58岁的徐麟轻轻触碰屏幕,虚拟女儿仿佛感应到般抬头,“他们的喜怒哀乐,对正义的信仰,甚至对‘现实’的怀疑,都是你赋予的。
现在你告诉我,什么是真,什么是假?”
年轻的徐麟沉默了。
他想起在交警队的第一个清晨,老队长扔来的那顶皱巴巴的警帽;想起破获连环杀人案时,受害者家属握住他的手,那双手上真实的温度;想起每次深夜回家,虚拟妻子总会留一盏暖黄的灯,说“汤在锅里,我给你热过三次了”
。
这些细节曾被他当作系统漏洞,此刻却像星星般在数据海洋里闪烁。
“但现实中的你……”
林小羽欲言又止,他的数据体正在变得透明,“重症监护室的仪器显示,你的大脑活跃度正在下降,也许……”
“嘘——”
58岁的徐麟按下一个按钮,所有泡泡的时间暂停。
他从玻璃舱中走出,数据构成的身体逐渐实体化,最终站在年轻的徐麟面前,像面对镜子般审视彼此:“你以为我是‘真实’的?看看这个。”

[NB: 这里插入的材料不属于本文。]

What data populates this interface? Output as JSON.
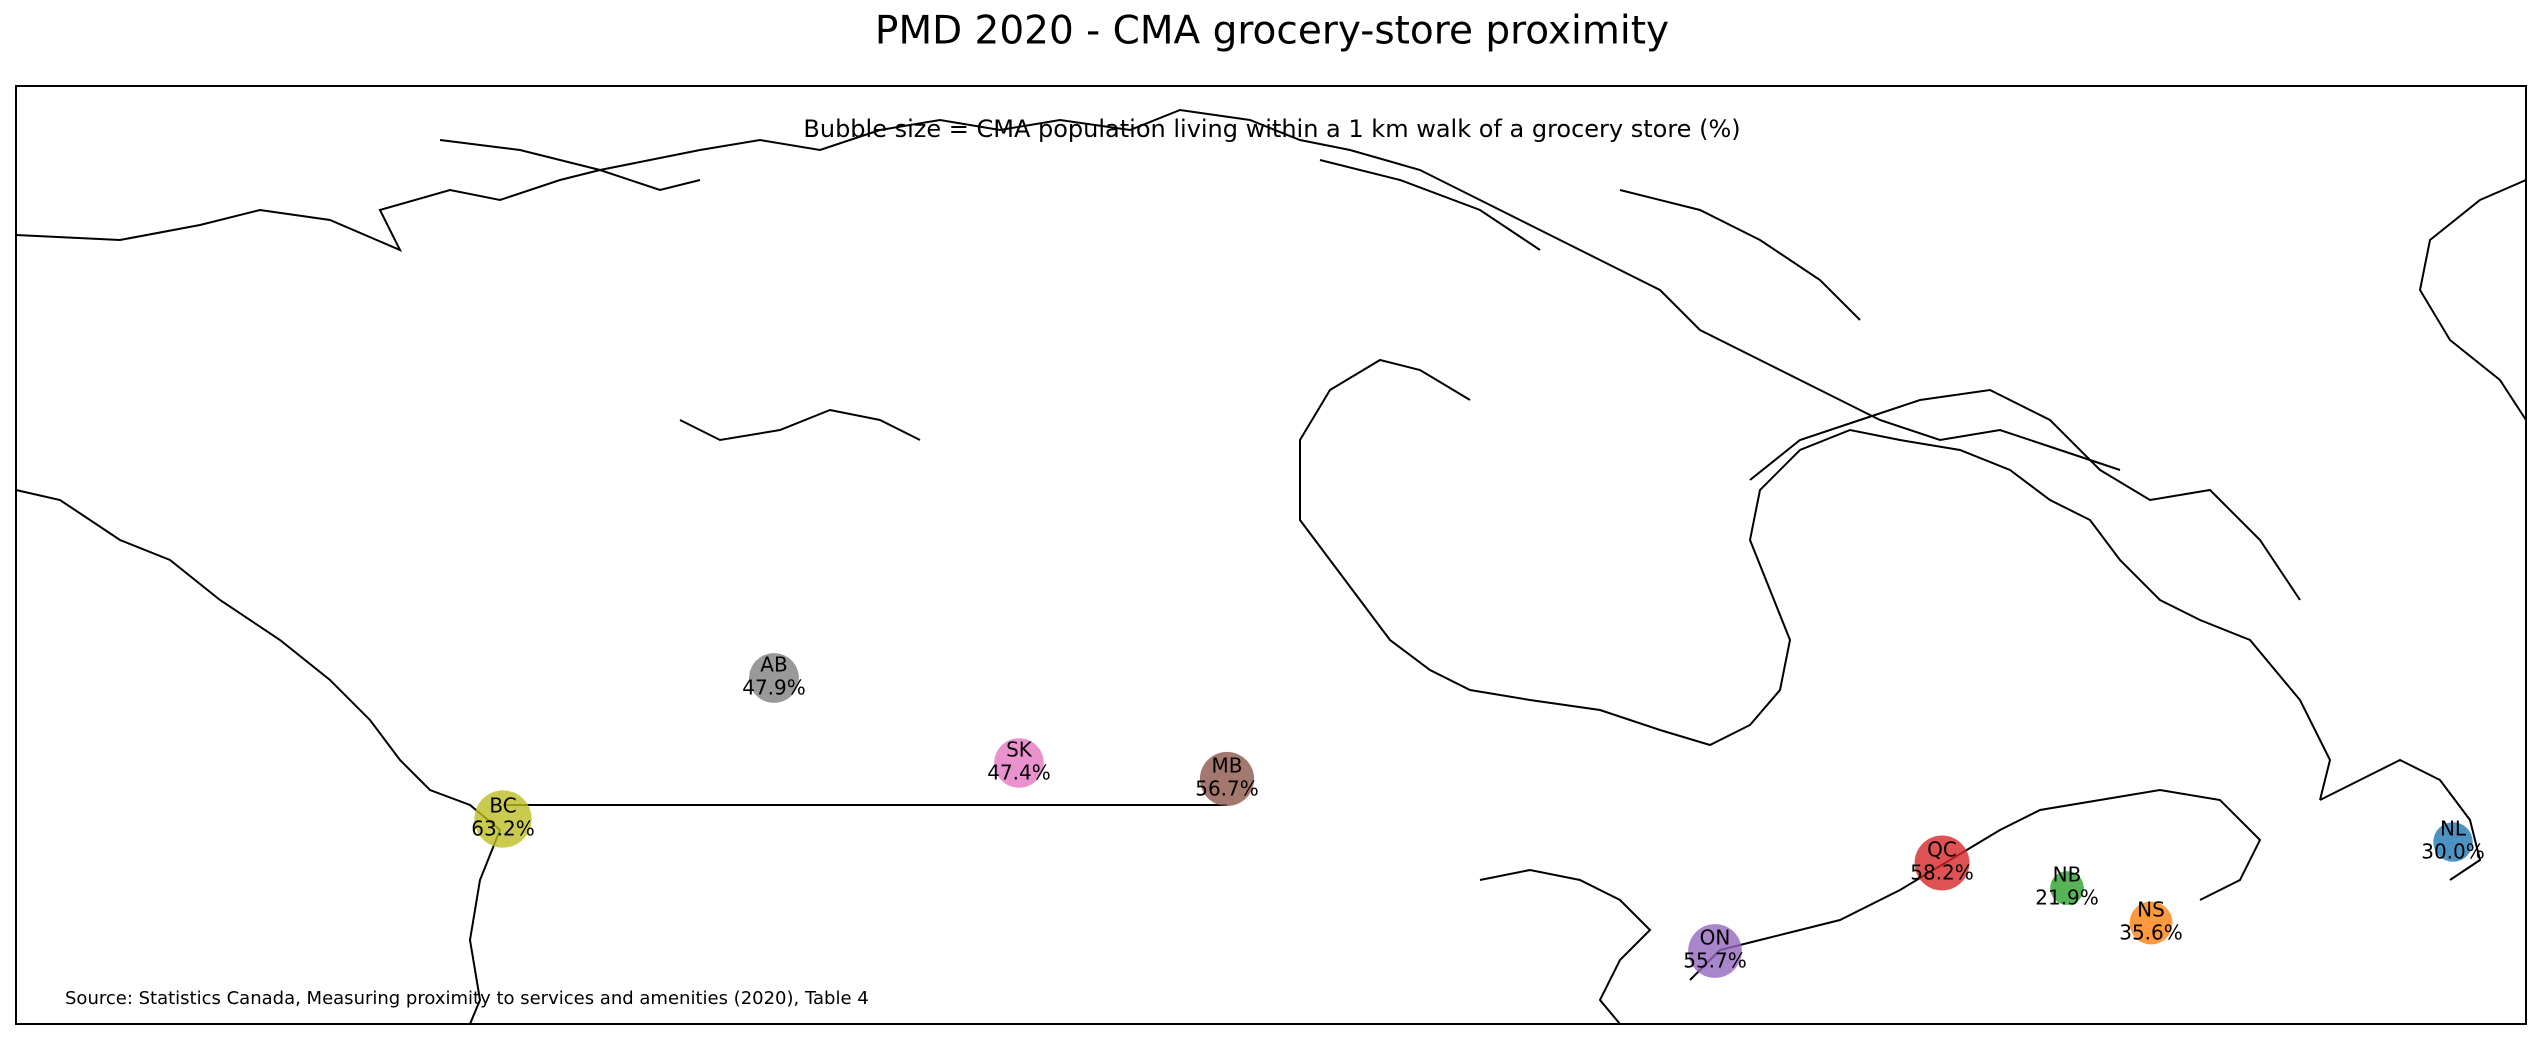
{
  "chart_data": {
    "type": "bubble",
    "title": "PMD 2020 - CMA grocery-store proximity",
    "subtitle": "Bubble size = CMA population living within a 1 km walk of a grocery store (%)",
    "source": "Source: Statistics Canada, Measuring proximity to services and amenities (2020), Table 4",
    "categories": [
      "BC",
      "AB",
      "SK",
      "MB",
      "ON",
      "QC",
      "NB",
      "NS",
      "NL"
    ],
    "values": [
      63.2,
      47.9,
      47.4,
      56.7,
      55.7,
      58.2,
      21.9,
      35.6,
      30.0
    ],
    "value_labels": [
      "63.2%",
      "47.9%",
      "47.4%",
      "56.7%",
      "55.7%",
      "58.2%",
      "21.9%",
      "35.6%",
      "30.0%"
    ],
    "colors": [
      "#bcbd22",
      "#7f7f7f",
      "#e377c2",
      "#8c564b",
      "#9467bd",
      "#d62728",
      "#2ca02c",
      "#ff7f0e",
      "#1f77b4"
    ]
  }
}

他扯开衬衫,露出与年轻版相同的齿轮印记,只是纹路更深,刻着密密麻麻的代码。
“我也只是第∞层的模拟体,真正的‘现实’可能是某个孩子的电子游戏,或者更高维度生物的沙盘。
但那不重要——”
他指向悬浮的泡泡群,每个泡泡里的“徐麟”
都在不同的节点做出选择:有的按下红色按钮回归“现实”
,有的握紧蓝色按钮成为数据英雄,有的甚至举起配枪对准系统核心。
...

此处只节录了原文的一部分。